Bisnis lalu menyangkut
politik berupa lobi-lobi, patgulipat, kongkalikong, aturan pun
diselenggarakan; siapa yang berhak memproduksi, mengedarkan, dan siapa
yang masuk dalam “perencanaan” sebagai sasaran pengguna sekaligus disebut
korban. Pengedarnya adalah pebisnis, yaitu mereka yang punya naluri, tenaga
dan modal untuk menjadikan benih sebagai sumber keuntungan.
Keuntungan itu lalu
diakumulasi. Akumulasi keuntungan itu lalu terkonsentrasi hanya di tangan
segelintir para pebisnis yang menciptakan sistem monopoli. Monopoli lalu
menjadikan sistem perbenihan dan pertanian khususnya membangun oligopoli,
lalu siapa target sasaran bisnisnya? Petani kecil--budayawan penggagas
peradaban dan sejarawan penemu benih.
Merekalah “target” dari
eksploitasi sistematis pemiskinan yang akan berlangsung pelan-pelan melalui
politik ketergantungan. Mula-mula benih, lama-lama pestisidanya, lalu yang
paling parah adalah sistem bercocok tanamnya, lalu corak bermasyarakatnya.
Gawat, bukan?
Monopoli tak
terhindarkan, kartel menerapkan paham stelsel. Kartel domestik pada
industri benih di dalam negeri telah diduga dilakukan World Economic Forum Partnership on Indonesian Sustainable
Agriculture (WEFPISA) yang beranggotakan perusahaan-perusahaan
multinasional yang telah lama mengincar pasar benih dan pangan di
Indonesia.
Kartel Pangan
Sementara itu, kartel
internasional dan nasional pada sektor pangan diduga
mengendalikan harga, stok, dan pasokan komoditas pangan utama di dalam
negeri.
Di pasar internasional,
setidaknya terdapat 12 perusahaan multinasional yang diduga terlibat kartel
serealia, agrokimia, dan bibit tanaman pangan.

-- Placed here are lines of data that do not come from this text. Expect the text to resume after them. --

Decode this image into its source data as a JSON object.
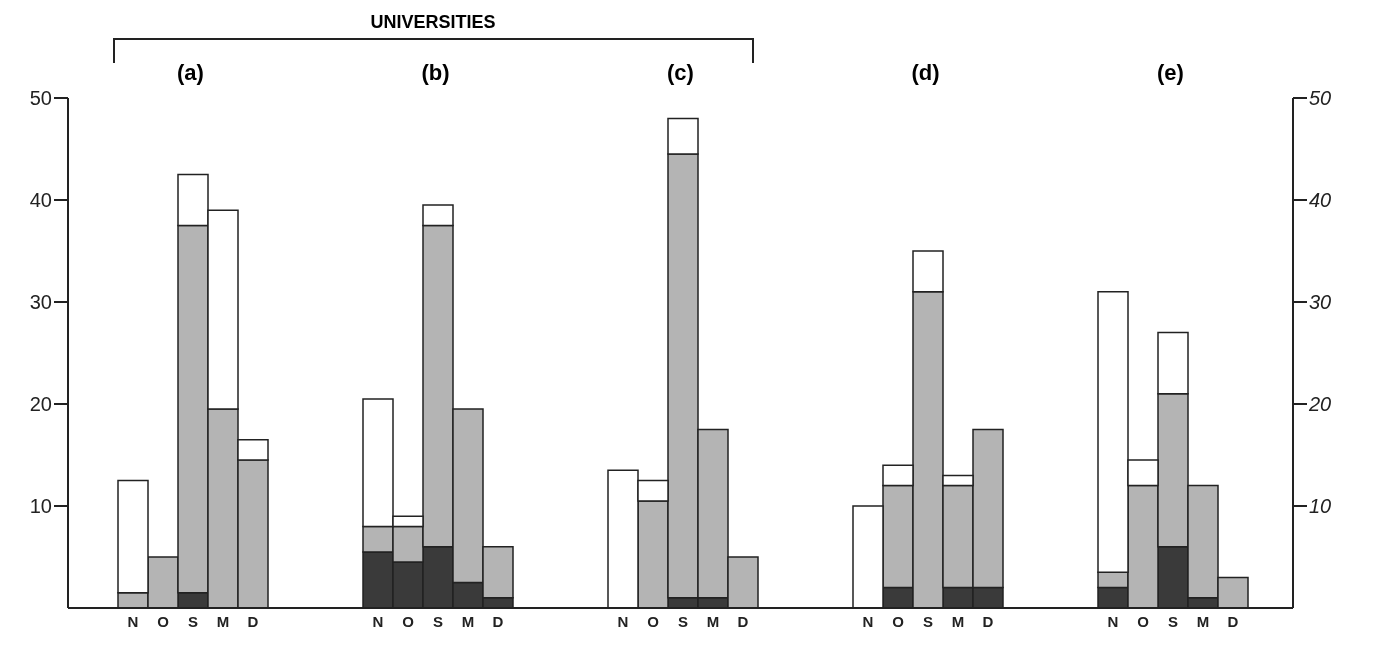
{
  "chart_data": [
    {
      "type": "bar",
      "title": "(a)",
      "annotations": [
        "UNIVERSITIES"
      ],
      "categories": [
        "N",
        "O",
        "S",
        "M",
        "D"
      ],
      "stacked": true,
      "ylim": [
        0,
        50
      ],
      "yticks": [
        10,
        20,
        30,
        40,
        50
      ],
      "series": [
        {
          "color": "#3a3a3a",
          "values": [
            0,
            0,
            1.5,
            0,
            0
          ]
        },
        {
          "color": "#b4b4b4",
          "values": [
            1.5,
            5,
            36,
            19.5,
            14.5
          ]
        },
        {
          "color": "#ffffff",
          "values": [
            11,
            0,
            5,
            19.5,
            2
          ]
        }
      ]
    },
    {
      "type": "bar",
      "title": "(b)",
      "categories": [
        "N",
        "O",
        "S",
        "M",
        "D"
      ],
      "stacked": true,
      "ylim": [
        0,
        50
      ],
      "tick_labels": "x",
      "series": [
        {
          "color": "#3a3a3a",
          "values": [
            5.5,
            4.5,
            6,
            2.5,
            1
          ]
        },
        {
          "color": "#b4b4b4",
          "values": [
            2.5,
            3.5,
            31.5,
            17,
            5
          ]
        },
        {
          "color": "#ffffff",
          "values": [
            12.5,
            1,
            2,
            0,
            0
          ]
        }
      ]
    },
    {
      "type": "bar",
      "title": "(c)",
      "categories": [
        "N",
        "O",
        "S",
        "M",
        "D"
      ],
      "stacked": true,
      "ylim": [
        0,
        50
      ],
      "tick_labels": "x",
      "series": [
        {
          "color": "#3a3a3a",
          "values": [
            0,
            0,
            1,
            1,
            0
          ]
        },
        {
          "color": "#b4b4b4",
          "values": [
            0,
            10.5,
            43.5,
            16.5,
            5
          ]
        },
        {
          "color": "#ffffff",
          "values": [
            13.5,
            2,
            3.5,
            0,
            0
          ]
        }
      ]
    },
    {
      "type": "bar",
      "title": "(d)",
      "categories": [
        "N",
        "O",
        "S",
        "M",
        "D"
      ],
      "stacked": true,
      "ylim": [
        0,
        50
      ],
      "tick_labels": "x",
      "series": [
        {
          "color": "#3a3a3a",
          "values": [
            0,
            2,
            0,
            2,
            2
          ]
        },
        {
          "color": "#b4b4b4",
          "values": [
            0,
            10,
            31,
            10,
            15.5
          ]
        },
        {
          "color": "#ffffff",
          "values": [
            10,
            2,
            4,
            1,
            0
          ]
        }
      ]
    },
    {
      "type": "bar",
      "title": "(e)",
      "categories": [
        "N",
        "O",
        "S",
        "M",
        "D"
      ],
      "stacked": true,
      "y2lim": [
        0,
        50
      ],
      "y2ticks": [
        10,
        20,
        30,
        40,
        50
      ],
      "series": [
        {
          "color": "#3a3a3a",
          "values": [
            2,
            0,
            6,
            1,
            0
          ],
          "axis": "y2"
        },
        {
          "color": "#b4b4b4",
          "values": [
            1.5,
            12,
            15,
            11,
            3
          ],
          "axis": "y2"
        },
        {
          "color": "#ffffff",
          "values": [
            27.5,
            2.5,
            6,
            0,
            0
          ],
          "axis": "y2"
        }
      ]
    }
  ]
}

Di dalam negeri ada 11
perusahaan dan enam pengusaha yang ditengarai menjalankan kartel kedelai,
pakan unggas, dan gula.
Negara sebagai sebuah
institusi pelindung rakyat akhirnya harus berhadap-hadapan dengan
organisasi perdagangan yang memang berorientasi mengakumulasi keuntungan.
Tak pelak keanggotaan Indonesia di Organisasi Perdagangan Dunia (WTO)
telah membuka jalan bagi perusahaan multinasional memonopoli usaha
perbenihan dan pangan.
Komite Ekonomi Nasional
(KEN) misalnya menyebutkan di pasar internasional terdapat empat pedagang
besar yang disebut “ABCD”, yaitu Acher Daniels Midland (ADM), Bunge,
Cargill, dan Louis Dreyfus. Mereka menguasai sekitar 90 persen pangsa
perdagangan serealia (biji-bijian) dunia. Struktur pasar komoditas
pangan juga memiliki kecenderungan oligopolistik.
Dalam industri agrokimia
global juga terdapat enam perusahaan multinasional, yaitu Dupont, Monsanto,
Syngenta, Dow, Bayer, dan BASF yang menguasai 75 persen pangsa pasar
global. Dalam industri bibit terdapat empat perusahaan multinasional, yakni
Monsanto, Dupont, Syngenta, dan Limagrain, dengan penguasaan 50 persen
perdagangan bibit global.
Pada sektor pangan,
kartel juga terjadi pada industri pangan dan impor. Indikasinya, satu per
satu perusahaan makanan domestik diakuisisi perusahaan asing. Misalnya,
Aqua diakuisisi Danone (Prancis), ABC diakuisisi Unilever (Inggris), dan
Kecap Bango dikuasai Heinz (Amerika). Sementara itu, tren misalnya pada
impor daging mayoritas rupanya dari Australia, bawang putih dari Tiongkok,
dan bawang merah dari Filipina.
Hal tersebut
kemudian berdampak langsung pada maraknya kriminalisasi dan hilangnya
kedaulatan petani dalam mengelola benih memproduksi sumber pangan
nasional, target swasembada pangan berkala pada 2014 akan jadi isapan
jempol belaka. Tak pelak, Indonesia terperangkap dalam liberalisasi
perdagangan yang mengakibatkan Indonesia dibanjiri produk pangan dan
manufaktur impor.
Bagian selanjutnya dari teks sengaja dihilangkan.